SparkML Serving

SparkML Model

class sagemaker.sparkml.model.SparkMLModel(model_data, role=None, spark_version=2.2, sagemaker_session=None, **kwargs)

Bases: sagemaker.model.Model

Model data and S3 location holder for MLeap serialized SparkML model. Calling deploy() creates an Endpoint and return a Predictor to performs predictions against an MLeap serialized SparkML model .

Initialize a SparkMLModel.

Parameters:
  • model_data (str) – The S3 location of a SageMaker model data .tar.gz file. For SparkML, this will be the output that has been produced by the Spark job after serializing the Model via MLeap.
  • role (str) – An AWS IAM role (either name or full ARN). The Amazon SageMaker training jobs and APIs that create Amazon SageMaker endpoints use this role to access training data and model artifacts. After the endpoint is created, the inference code might use the IAM role, if it needs to access an AWS resource.
  • spark_version (str) – Spark version you want to use for executing the inference (default: ‘2.2’).
  • sagemaker_session (sagemaker.session.Session) – Session object which manages interactions with Amazon SageMaker APIs and any other AWS services needed. If not specified, the estimator creates one using the default AWS configuration chain. For local mode, please do not pass this variable.
  • **kwargs – Additional parameters passed to the Model constructor.

Tip

You can find additional parameters for initializing this class at Model.

SparkML Predictor

class sagemaker.sparkml.model.SparkMLPredictor(endpoint, sagemaker_session=None)

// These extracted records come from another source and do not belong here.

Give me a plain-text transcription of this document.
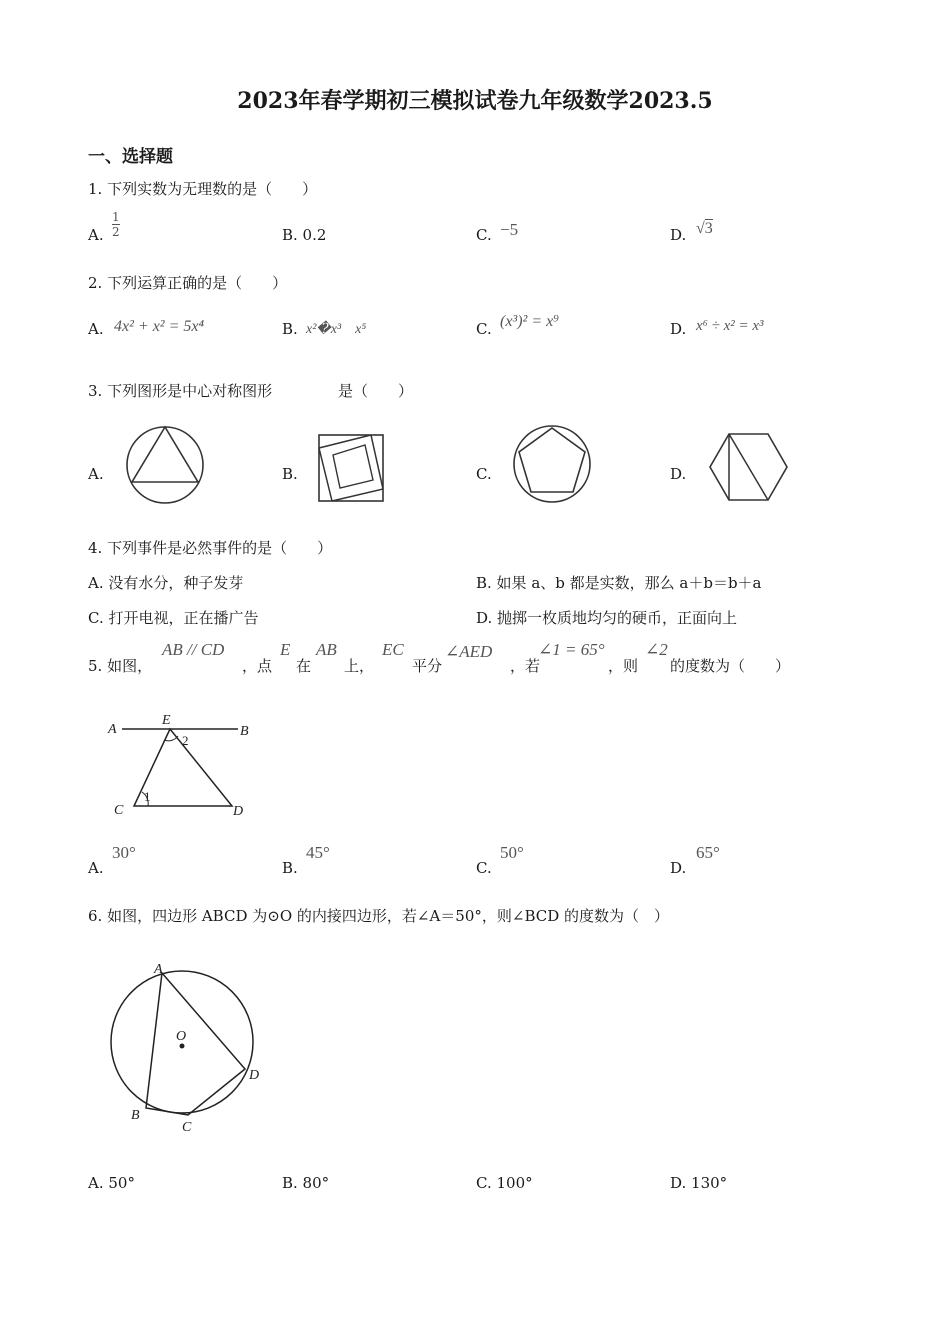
2023年春学期初三模拟试卷九年级数学2023.5
一、选择题
1. 下列实数为无理数的是（　　）
A. $\frac{1}{2}$	B. 0.2	C. −5	D. √3
2. 下列运算正确的是（　　）
A. 4x² + x² = 5x⁴	B. x²�x³　x⁵	C. (x³)² = x⁹	D. x⁶ ÷ x² = x³
3. 下列图形是中心对称图形	是（　　）
A.	B.	C.	D.
4. 下列事件是必然事件的是（　　）
A. 没有水分，种子发芽	B. 如果 a、b 都是实数，那么 a＋b＝b＋a
C. 打开电视，正在播广告	D. 抛掷一枚质地均匀的硬币，正面向上
5. 如图，
AB // CD
，点
E
在
AB
上，
EC
平分
∠AED
，若
∠1 = 65°
，则
∠2
的度数为（　　）
A
E
B
C	D
1
2
A.
30°
B.
45°
C.
50°
D.
65°
6. 如图，四边形 ABCD 为⊙O 的内接四边形，若∠A＝50°，则∠BCD 的度数为（　）
A
O
D
B
C
A. 50°	B. 80°	C. 100°	D. 130°
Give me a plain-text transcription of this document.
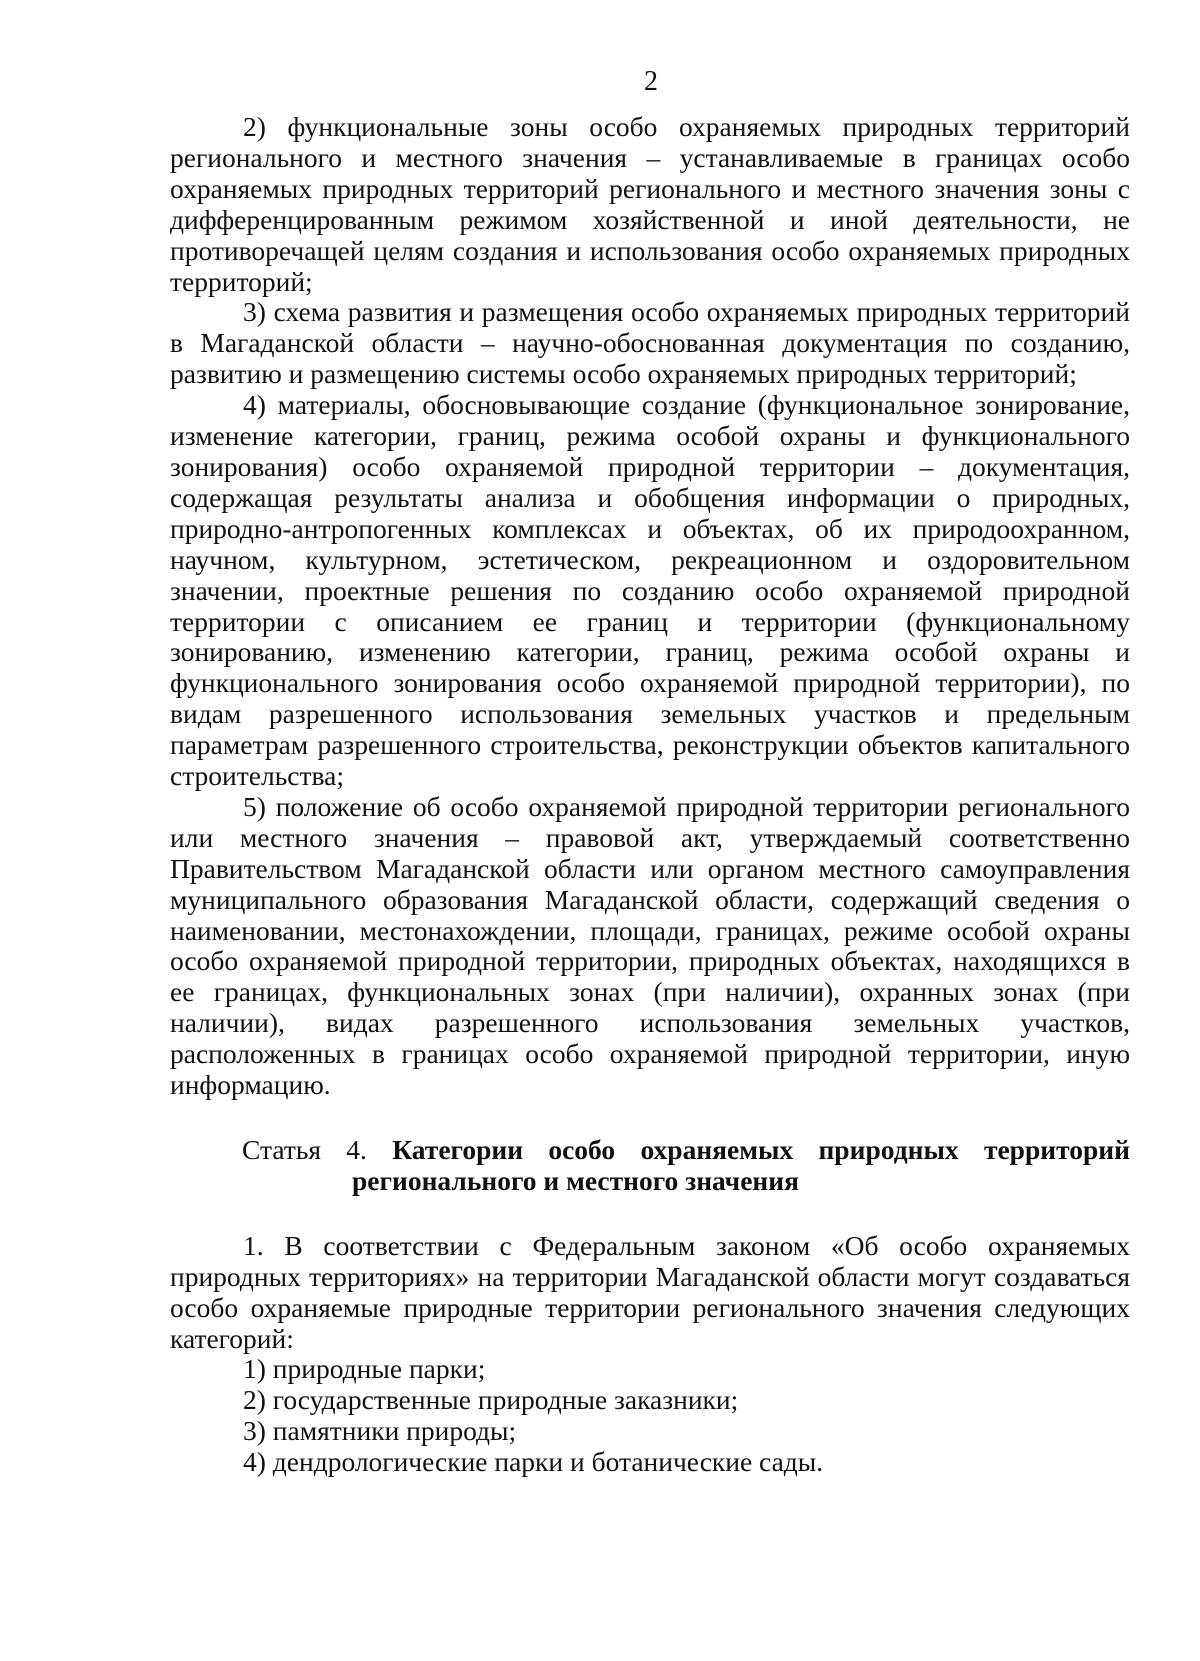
2

2) функциональные зоны особо охраняемых природных территорий регионального и местного значения – устанавливаемые в границах особо охраняемых природных территорий регионального и местного значения зоны с дифференцированным режимом хозяйственной и иной деятельности, не противоречащей целям создания и использования особо охраняемых природных территорий;

3) схема развития и размещения особо охраняемых природных территорий в Магаданской области – научно-обоснованная документация по созданию, развитию и размещению системы особо охраняемых природных территорий;

4) материалы, обосновывающие создание (функциональное зонирование, изменение категории, границ, режима особой охраны и функционального зонирования) особо охраняемой природной территории – документация, содержащая результаты анализа и обобщения информации о природных, природно-антропогенных комплексах и объектах, об их природоохранном, научном, культурном, эстетическом, рекреационном и оздоровительном значении, проектные решения по созданию особо охраняемой природной территории с описанием ее границ и территории (функциональному зонированию, изменению категории, границ, режима особой охраны и функционального зонирования особо охраняемой природной территории), по видам разрешенного использования земельных участков и предельным параметрам разрешенного строительства, реконструкции объектов капитального строительства;

5) положение об особо охраняемой природной территории регионального или местного значения – правовой акт, утверждаемый соответственно Правительством Магаданской области или органом местного самоуправления муниципального образования Магаданской области, содержащий сведения о наименовании, местонахождении, площади, границах, режиме особой охраны особо охраняемой природной территории, природных объектах, находящихся в ее границах, функциональных зонах (при наличии), охранных зонах (при наличии), видах разрешенного использования земельных участков, расположенных в границах особо охраняемой природной территории, иную информацию.

Статья 4. Категории особо охраняемых природных территорий регионального и местного значения

1. В соответствии с Федеральным законом «Об особо охраняемых природных территориях» на территории Магаданской области могут создаваться особо охраняемые природные территории регионального значения следующих категорий:

1) природные парки;

2) государственные природные заказники;

3) памятники природы;

4) дендрологические парки и ботанические сады.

Bases: sagemaker.predictor.RealTimePredictor

Performs predictions against an MLeap serialized SparkML model.

The implementation of predict() in this RealTimePredictor requires a json as input. The input should follow the json format as documented.

predict() returns a csv output, comma separated if the output is a list.

Initializes a SparkMLPredictor which should be used with SparkMLModel to perform predictions against SparkML models serialized via MLeap. The response is returned in text/csv format which is the default response format for SparkML Serving container.

Parameters:
  • endpoint (str) – The name of the endpoint to perform inference on.
  • sagemaker_session (sagemaker.session.Session) – Session object which manages interactions with Amazon SageMaker APIs and any other AWS services needed. If not specified, the estimator creates one using the default AWS configuration chain.